Bereits im Juli gab es eine „Ausarbeitung“ des Wissenschaftlichen Dienstes. Ihr Titel: „Verschiebung der Bundestagswahl. Verfassungsrechtliche Aspekte und Konsequenzen“. Darin wird als einer der möglichen Gründe für eine Verschiebung der Wahlen genannt: „Insofern kann eine Lage eintreten, in der sowohl die Vorbereitung der Wahl in den Parteien und Wahlvereinigungen – zum Beispiel durch Versammlungen zur Kandidatenaufstellung – , als auch die Durchführung der Wahl nach dem geregelten Ablauf aufgrund der erhöhten Ansteckungsgefahr wesentlich erschwert wird.“
Hat der Bundestag mit dem Beschluss vom Donnerstag dafür die Weichen gestellt? In der „Ausarbeitung“ ist dieser Punkt zwar nur als mögliche Begründung für eine kurzfristige Verschiebung aufgeführt. Weiter unten steht dort aber auch, möglich sei auch „eine durch Verfassungsänderung bestimmte Verlängerung der laufenden Wahlperiode unter engen Voraussetzungen, wenn schwerwiegende und zwingende Gründe des Allgemeinwohls dies erfordern.“ Die Verlängerung müsse allerdings „kurzfristig“ sein. Doch was ist kurzfristig? Eine Woche? Ein Monat? Ein Jahr?

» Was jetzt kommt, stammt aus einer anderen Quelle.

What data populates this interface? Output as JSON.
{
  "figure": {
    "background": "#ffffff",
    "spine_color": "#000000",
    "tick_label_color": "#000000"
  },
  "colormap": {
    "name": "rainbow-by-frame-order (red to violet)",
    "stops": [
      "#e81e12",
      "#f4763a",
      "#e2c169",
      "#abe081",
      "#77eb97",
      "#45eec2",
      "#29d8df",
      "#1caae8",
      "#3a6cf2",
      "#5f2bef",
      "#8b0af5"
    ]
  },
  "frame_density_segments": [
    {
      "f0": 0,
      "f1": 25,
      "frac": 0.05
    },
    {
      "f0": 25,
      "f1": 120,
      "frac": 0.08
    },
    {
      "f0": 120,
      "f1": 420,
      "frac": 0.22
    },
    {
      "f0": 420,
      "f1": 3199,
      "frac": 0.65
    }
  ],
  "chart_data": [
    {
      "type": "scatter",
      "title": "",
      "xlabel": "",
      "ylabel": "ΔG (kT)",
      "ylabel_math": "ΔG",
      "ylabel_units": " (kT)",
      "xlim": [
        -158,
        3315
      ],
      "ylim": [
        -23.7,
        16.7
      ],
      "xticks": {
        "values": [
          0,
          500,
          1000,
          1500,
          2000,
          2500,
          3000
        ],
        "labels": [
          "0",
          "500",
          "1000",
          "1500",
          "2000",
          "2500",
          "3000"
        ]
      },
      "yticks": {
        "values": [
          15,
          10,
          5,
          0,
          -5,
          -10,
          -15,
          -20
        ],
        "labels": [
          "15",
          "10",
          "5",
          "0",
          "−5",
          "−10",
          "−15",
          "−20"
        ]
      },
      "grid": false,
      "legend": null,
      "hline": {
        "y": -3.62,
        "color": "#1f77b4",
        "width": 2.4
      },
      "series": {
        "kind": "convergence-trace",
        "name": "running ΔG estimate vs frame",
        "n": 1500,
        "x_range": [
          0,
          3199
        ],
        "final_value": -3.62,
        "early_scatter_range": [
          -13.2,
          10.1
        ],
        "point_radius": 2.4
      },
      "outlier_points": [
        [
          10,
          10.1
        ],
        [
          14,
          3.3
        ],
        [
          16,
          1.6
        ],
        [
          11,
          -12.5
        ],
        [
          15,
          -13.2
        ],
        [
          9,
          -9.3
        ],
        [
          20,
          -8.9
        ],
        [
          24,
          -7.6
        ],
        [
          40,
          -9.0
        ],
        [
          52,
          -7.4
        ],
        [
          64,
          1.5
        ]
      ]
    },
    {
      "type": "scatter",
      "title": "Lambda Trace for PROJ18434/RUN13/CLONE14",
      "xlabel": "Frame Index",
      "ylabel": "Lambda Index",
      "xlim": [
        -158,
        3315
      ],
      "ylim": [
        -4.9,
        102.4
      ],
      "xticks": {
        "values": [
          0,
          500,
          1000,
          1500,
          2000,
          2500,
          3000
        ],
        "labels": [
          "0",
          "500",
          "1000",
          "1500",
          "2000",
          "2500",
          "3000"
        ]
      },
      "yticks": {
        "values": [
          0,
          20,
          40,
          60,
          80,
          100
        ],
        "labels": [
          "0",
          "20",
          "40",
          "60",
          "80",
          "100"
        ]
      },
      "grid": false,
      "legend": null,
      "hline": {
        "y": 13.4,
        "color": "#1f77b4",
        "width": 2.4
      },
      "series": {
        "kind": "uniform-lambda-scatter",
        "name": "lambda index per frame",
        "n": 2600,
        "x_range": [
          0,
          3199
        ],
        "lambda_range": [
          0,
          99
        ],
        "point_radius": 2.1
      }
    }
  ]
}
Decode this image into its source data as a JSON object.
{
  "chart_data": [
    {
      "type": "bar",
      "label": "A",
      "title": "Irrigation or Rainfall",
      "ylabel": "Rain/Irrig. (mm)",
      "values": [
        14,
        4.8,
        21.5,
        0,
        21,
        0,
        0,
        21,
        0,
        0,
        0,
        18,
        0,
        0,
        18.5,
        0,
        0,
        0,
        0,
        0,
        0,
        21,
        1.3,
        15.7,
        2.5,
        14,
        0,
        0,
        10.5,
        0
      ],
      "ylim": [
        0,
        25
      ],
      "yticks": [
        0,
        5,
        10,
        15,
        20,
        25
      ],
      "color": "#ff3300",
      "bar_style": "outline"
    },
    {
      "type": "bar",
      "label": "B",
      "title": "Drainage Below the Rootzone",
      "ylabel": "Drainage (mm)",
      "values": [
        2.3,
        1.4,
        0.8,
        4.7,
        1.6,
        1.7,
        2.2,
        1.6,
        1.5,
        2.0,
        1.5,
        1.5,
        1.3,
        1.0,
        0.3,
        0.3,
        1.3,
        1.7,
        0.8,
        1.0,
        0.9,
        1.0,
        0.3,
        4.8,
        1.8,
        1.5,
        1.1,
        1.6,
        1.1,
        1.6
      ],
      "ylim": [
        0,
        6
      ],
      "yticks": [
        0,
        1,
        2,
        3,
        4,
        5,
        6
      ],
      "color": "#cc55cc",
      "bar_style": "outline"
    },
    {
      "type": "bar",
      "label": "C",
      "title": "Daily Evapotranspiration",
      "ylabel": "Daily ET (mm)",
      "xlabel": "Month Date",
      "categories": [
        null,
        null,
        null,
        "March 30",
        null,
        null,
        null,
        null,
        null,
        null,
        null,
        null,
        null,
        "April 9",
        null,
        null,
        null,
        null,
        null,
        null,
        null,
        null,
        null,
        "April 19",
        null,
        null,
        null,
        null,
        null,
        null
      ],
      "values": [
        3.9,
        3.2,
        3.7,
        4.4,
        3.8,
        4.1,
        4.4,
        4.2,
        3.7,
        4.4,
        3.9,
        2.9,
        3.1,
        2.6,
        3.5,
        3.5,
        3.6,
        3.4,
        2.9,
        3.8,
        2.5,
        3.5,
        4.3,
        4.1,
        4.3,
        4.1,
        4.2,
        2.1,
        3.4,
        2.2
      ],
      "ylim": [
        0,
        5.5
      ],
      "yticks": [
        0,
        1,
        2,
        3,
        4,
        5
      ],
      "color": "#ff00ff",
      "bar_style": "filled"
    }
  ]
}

Auch das Prozedere der Wahl könne geändert werden, so der wissenschaftliche Dienst: „Denkbar wäre unter anderem eine Verlängerung des Wahlzeitraums auf mehrere Tage oder Wochen bzw. die Erhöhung der Zahl deutlich räumlich voneinander getrennter Wahllokale. Mit diesen Möglichkeiten kann eine Ansammlung von Wählern verhindert werden.“ Wenn man das Prozedere schon ändert, wäre wohl auch eine allgemeine Briefwahl nicht mehr gänzlich auszuschließen.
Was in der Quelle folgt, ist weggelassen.